In the 1950's, when Bellow came of age, European ideas enjoyed immense prestige. Hannah Arendt and other émigrés brought their central European intellectual seriousness with them, and it was natural that a young, ambitious writer like Bellow would want to take on Dostoyevsky, Tolstoy, Gogol, Proust and Kafka. It was natural that he would go on to write a novel, "Herzog," in which the hero tries to make sense of the world by writing letters to Martin Heidegger.
"American readers sometimes object to a kind of foreignness in my books," Bellow once observed.
But contact with European seriousness only made him more acutely aware of his own Americanness, as it has with so many others. While admiring the intellectual aristocracy of Europe, he grew up on the streets of Chicago, a full-bore democrat. Attracted by the hierarchies of the best that has been thought and said, he still had that American instinct to take any hierarchy and - Marx Brothers-style - ridicule it to smithereens.
Attracted by the rarefied but often anti-Semitic world of high culture, he had that Jewish instinct to want entree into that world and yet not want it at the same time.
Out of that tension between European elitism, which stoked Bellow's ambition, and America's leveling democratic shtick, which was in his bones, emerged Bellow's manic conception of the American dream. In his first great book, "The Adventures of Augie March," Bellow writes of "the universal eligibility to be noble." As Christopher Hitchens wrote in a wonderful essay for The Wilson Quarterly a few years ago, that's as "potent a statement of the American dream as has ever been uttered."
This idea, that we can all grow up to be noble, acknowledges the virtue of aristocratic greatness and reconciles it with equality. It spiritualizes the American scramble for success.
"Look at me, going everywhere! Why, I am a sort of Columbus of those near-at-hand," Augie March exults. Bellow's comic twist on this idea is that these soaring big ideas and big ambitions often end up detaching Americans from reality. Bellow's characters are often on these epic voyages - even if only in their own minds - and they flit wildly between the hyper-materialism of American commercial life and the hyper-attenuated aspirations in their heads.
As one of the characters says to Augie, "You have a nobility syndrome. You can't adjust to the reality situation."
Bellow's best America would be a Times Square version of a German university, with intellectual rigor on one side and scrambling freedom - sex included - on the other.
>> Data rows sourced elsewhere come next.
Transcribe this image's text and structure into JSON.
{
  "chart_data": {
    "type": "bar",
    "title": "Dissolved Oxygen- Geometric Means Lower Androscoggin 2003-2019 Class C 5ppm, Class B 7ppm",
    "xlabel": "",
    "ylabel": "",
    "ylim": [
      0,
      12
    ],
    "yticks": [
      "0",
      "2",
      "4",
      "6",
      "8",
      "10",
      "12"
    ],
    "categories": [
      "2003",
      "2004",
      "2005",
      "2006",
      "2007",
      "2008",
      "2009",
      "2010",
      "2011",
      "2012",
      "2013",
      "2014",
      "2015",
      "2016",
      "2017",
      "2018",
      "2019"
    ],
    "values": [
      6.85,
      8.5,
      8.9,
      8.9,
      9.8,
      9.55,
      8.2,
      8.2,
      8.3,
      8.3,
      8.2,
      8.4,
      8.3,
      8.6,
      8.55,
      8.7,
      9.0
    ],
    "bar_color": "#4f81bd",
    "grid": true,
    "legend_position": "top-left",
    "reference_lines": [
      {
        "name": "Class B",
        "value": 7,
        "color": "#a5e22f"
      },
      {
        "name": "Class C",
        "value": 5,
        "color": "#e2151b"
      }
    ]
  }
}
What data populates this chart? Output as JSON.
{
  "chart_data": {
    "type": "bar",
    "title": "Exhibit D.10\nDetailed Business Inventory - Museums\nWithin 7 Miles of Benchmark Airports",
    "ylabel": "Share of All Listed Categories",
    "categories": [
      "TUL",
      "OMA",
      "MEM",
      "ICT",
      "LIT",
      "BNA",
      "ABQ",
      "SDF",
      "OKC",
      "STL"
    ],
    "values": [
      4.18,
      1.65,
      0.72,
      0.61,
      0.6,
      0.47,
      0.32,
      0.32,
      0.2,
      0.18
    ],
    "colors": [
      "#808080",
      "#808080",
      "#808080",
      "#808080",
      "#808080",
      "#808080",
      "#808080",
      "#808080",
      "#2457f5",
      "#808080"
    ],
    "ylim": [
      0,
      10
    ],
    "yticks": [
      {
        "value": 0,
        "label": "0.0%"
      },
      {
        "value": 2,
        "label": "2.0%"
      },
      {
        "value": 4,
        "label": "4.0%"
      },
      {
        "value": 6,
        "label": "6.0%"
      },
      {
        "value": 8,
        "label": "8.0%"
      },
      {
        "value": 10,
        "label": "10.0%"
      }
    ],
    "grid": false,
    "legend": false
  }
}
The tension that propelled Bellow's work is now mostly absent from American life. On the one hand, you have a generation of students who are educated in a way that doesn't bring them into contact with the European canon, the old "best that has been thought and said." They don't have a chance to push back and assert their own Americanness. On the other hand, there are those in the academic and literary stratosphere who are part of the global circuit of conferences and academic appointments. They seem aloof from or ashamed of America, so they are not driven to define, the way Bellow did, an American identity.
Finally there are the rest of us who don't pay attention to what is being written and said in Europe because it doesn't seem that exciting, (Quick, what book is the talk of Berlin? Who is the François Truffaut of our moment?)
American democracy is no longer engaged in an Oedipal struggle with European aristocracy, the
way it was from the days of the American Revolution all the way up until Bellow's heyday.
We're living in a unipolar culture, and it's lonely at the top.